Hodes hears of economy’s local fallout

NASHUA – After losing millions of dollars of business to overseas companies, the last thing office manager Mary Kneeland and George Gordon Associates Inc., needed was a massive downturn in the U.S. economy. But that’s what the Merrimack-based packaging machinery manufacturer is faced with and why Kneeland spent an hour with Rep. Paul Hodes and other small-business owners Thursday discussing how the tanking economy is affecting “Main Street.”

Days after a historic $700 billion economic recovery bill was signed into law, Hodes spent much of Thursday talking to small-business owners, and later with residents, about how the tanking U.S. economy is affecting them. They were two of many similar meetings Hodes held throughout the second district during this week’s Congressional recess, he said.

Hodes started Thursday’s sessions at Daniel Webster College where he met with the owners of five small businesses ranging from one that is only months old to W.H. Bagshaw, a Nashua-based, family-owned manufacturing business that founded 140 years ago.

George Gordon’s troubles began in 2005 when too many customers, faced with their own competitive pressures, began buying machinery from companies overseas, largely China, Kneeland said.

Last year, as fears about the economy grew, sales slowed, and even though there’s a lot of interest in their products, many of George Gordon’s customers became hesitant to pull the trigger on major purchases, Kneeland said. That was a common concern for the business owners that gathered Thursday.

“Now, the way the economy is, I think people are afraid of what they’re going to do and what’s going to happen,” she said.

The combination has seen the company’s sales plummet from $5.6 million in 2006 to less than $2 million annually and forced it to lay off 39 of its 52 employees, Kneeland said.

Hodes said those struggles are exactly what he’s trying to learn about during a week of statewide conversations about how the economy is affecting New Hampshire on the ground floor.

“To say times are tough is an understatement,” Hodes said.
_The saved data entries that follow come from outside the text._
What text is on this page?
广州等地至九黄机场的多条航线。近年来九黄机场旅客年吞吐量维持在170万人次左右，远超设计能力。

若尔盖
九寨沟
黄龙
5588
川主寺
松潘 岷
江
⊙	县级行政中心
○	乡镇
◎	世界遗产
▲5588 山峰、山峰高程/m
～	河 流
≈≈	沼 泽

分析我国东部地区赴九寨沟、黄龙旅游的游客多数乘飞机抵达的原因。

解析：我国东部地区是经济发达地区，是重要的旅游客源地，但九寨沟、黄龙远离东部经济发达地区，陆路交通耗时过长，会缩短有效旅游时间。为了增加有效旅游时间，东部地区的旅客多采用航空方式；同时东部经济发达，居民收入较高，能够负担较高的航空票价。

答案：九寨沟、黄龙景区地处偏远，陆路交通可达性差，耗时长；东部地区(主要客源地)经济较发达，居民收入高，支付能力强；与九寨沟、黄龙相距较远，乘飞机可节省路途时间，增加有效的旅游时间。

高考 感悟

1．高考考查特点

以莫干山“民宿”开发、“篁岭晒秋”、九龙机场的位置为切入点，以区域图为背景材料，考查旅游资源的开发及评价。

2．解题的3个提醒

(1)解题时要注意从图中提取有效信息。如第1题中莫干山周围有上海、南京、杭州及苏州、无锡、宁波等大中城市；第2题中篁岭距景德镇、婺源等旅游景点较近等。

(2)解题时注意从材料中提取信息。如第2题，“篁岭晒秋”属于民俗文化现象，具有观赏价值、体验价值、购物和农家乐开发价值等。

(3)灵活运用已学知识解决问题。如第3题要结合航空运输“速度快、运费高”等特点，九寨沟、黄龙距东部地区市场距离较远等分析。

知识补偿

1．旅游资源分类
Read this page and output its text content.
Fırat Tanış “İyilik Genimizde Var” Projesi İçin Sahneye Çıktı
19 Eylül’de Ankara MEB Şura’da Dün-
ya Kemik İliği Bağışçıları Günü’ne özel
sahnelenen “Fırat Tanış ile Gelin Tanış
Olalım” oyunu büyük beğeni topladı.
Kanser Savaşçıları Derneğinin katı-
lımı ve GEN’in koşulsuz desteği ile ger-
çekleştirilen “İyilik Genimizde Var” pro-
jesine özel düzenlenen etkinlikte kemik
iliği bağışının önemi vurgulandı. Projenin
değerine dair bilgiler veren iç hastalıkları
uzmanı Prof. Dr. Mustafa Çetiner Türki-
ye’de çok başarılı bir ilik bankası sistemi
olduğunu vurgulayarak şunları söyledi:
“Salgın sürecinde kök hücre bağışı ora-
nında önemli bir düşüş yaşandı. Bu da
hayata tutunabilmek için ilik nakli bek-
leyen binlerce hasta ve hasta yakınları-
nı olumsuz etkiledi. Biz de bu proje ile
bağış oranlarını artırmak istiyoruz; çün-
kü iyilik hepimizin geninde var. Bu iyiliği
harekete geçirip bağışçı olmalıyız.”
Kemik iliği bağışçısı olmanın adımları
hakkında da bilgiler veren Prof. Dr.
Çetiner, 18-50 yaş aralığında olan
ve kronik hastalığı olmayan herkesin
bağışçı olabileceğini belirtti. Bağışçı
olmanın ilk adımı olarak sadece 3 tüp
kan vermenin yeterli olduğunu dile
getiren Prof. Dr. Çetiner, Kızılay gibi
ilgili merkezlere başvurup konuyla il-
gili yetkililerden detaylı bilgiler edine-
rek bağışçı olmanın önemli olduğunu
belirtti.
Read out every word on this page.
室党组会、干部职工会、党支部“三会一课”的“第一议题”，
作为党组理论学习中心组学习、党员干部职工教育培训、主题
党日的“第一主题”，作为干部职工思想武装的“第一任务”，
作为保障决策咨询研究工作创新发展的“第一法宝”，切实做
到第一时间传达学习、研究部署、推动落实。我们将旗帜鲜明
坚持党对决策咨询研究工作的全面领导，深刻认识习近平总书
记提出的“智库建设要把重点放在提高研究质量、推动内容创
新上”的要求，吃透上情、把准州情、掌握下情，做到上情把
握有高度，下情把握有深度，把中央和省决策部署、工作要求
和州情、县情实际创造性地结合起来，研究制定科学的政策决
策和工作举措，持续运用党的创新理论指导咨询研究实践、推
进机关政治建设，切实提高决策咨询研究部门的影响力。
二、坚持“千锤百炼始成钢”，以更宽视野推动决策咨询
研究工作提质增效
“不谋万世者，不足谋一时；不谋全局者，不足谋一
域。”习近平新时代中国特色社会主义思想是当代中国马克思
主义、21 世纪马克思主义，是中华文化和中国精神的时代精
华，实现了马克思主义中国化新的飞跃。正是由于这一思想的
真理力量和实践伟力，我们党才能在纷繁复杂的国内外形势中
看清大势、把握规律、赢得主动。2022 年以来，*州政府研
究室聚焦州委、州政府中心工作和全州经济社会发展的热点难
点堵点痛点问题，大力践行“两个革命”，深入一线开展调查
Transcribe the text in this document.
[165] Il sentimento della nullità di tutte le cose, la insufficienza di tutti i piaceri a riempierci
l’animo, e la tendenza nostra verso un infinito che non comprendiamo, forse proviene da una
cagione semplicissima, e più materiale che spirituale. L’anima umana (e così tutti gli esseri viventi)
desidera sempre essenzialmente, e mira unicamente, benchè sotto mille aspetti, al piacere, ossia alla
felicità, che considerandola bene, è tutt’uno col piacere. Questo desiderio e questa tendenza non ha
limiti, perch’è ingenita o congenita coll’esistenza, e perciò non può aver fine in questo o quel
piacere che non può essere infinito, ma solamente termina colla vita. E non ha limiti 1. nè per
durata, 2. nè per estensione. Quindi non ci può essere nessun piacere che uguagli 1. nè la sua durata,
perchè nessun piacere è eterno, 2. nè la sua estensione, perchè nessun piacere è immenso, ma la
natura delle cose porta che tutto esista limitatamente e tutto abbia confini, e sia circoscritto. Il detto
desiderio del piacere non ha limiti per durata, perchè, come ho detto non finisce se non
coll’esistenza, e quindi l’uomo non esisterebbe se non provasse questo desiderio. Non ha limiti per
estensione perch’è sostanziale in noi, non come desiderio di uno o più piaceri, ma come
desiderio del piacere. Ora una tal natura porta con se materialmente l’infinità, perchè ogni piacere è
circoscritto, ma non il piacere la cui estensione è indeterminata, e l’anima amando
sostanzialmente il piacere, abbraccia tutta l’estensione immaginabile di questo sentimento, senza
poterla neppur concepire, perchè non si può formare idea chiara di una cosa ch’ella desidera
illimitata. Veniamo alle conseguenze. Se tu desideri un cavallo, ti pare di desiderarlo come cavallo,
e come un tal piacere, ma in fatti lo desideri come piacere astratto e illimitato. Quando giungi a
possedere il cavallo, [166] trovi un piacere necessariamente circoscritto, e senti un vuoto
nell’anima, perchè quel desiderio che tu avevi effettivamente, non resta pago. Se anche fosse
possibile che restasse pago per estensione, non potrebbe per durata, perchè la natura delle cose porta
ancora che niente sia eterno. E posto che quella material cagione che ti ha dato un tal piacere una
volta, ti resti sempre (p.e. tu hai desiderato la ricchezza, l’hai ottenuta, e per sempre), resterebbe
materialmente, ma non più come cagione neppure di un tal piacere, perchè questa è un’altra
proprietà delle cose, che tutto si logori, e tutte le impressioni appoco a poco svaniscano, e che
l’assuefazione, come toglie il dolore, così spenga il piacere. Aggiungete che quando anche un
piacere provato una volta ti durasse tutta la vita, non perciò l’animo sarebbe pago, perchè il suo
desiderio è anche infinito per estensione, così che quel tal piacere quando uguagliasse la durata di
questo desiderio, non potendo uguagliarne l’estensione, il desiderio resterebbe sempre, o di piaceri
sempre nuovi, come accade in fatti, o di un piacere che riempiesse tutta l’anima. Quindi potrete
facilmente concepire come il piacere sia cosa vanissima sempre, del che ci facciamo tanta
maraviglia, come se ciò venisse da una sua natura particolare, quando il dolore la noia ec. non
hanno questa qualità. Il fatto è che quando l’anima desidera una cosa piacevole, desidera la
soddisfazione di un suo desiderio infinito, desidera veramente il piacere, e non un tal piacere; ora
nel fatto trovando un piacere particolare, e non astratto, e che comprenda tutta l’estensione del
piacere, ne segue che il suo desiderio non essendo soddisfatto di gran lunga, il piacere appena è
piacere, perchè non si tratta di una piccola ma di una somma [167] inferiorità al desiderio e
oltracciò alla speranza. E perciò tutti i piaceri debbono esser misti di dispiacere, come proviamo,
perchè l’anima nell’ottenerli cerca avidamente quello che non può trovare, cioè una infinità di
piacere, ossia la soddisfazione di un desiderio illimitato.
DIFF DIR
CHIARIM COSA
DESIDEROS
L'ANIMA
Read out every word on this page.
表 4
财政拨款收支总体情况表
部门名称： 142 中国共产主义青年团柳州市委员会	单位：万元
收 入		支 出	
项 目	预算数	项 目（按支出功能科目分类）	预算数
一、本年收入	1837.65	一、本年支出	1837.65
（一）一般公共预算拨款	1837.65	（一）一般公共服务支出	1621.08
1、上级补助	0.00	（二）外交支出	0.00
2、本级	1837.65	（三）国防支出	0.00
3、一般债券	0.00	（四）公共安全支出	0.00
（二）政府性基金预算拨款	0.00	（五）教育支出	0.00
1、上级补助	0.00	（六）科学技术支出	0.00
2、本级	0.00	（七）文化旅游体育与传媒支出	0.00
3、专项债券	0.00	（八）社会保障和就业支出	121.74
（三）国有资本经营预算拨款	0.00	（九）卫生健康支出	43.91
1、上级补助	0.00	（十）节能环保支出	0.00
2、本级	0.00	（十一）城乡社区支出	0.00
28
The economy is “a mess, a mess we have to straighten out.”

He described the current economic situation as a “watershed moment” for a nation that’s been “addicted to debt” for decades. Aside from propping up massive employers in the short term, it’s important that old economic principals, including saving more and borrowing less, are reintroduced to prevent similar collapses in the future, he said.

“We’ve got to get a floor under this thing and get back to prudent business practices,” he said.

The evening meeting with southern New Hampshire residents who have contacted Hodes’ office for help with their own struggles was emotionally charged, with tears and visible frustration from people faced with losing their homes.

Hodes heard tales of several families’ seemingly impossible struggles in the face of layoffs, bankruptcies and foreclosures.

Bob Mack, the city welfare officer, attended the later meeting and said his office has seen an influx of new visitors: normally self-sufficient homeowners who are at the end of their rope and, for the first time, in need of public assistance. It’s a clientele that Mack’s colleagues in other parts of the state are also seeing more of, he said.

“They don’t know what to do. It’s coming to a head,” Mack said of the new type of clients. “It’s a big demand. It’s people in situations we’re not used to seeing.”

While staffers scribbled notes in the background, Hodes tried to ease some minds by explaining some of the newer programs Congress has passed in recent weeks, including billions for job retention and recovery to states, bank bailouts that should restart lending and programs to ward off foreclosures for people struggling with mortgages worth more than their house.

He cautioned, though, that an economic hole this big won’t be climbed out of quickly.

“It’s going to take a while, and it’s going to be slower than previous recoveries,” Hodes said.

Several people at the afternoon session, including Hodes, bemoaned the credit freeze that makes it difficult or impossible for businesses to continue doing business.

But as several owners pointed out, smaller community banks, similar to small-business owners, haven’t made the mistakes, i.e., thousands of subprime mortgages, their giant brethren have, and are, still lending money. Encouraging prudent business practices instead of bailing out bad business models is key, they said.

“You can’t keep encouraging bad business models,” said Steve Singlar, owner of Single Digit, a company that provides WiFi hotspots in public spaces like hotels. “The same system we have today and shuffling a few pieces around doesn’t make a lot of sense to me.”

“And that’s Wall Street today,” chimed in Steve Falconer, owner of Lender Sentinel, a Derry-based software firm that designs early-warning programs to protect the portfolios of community banks. “We’re going to build them up so they can do it to us again?”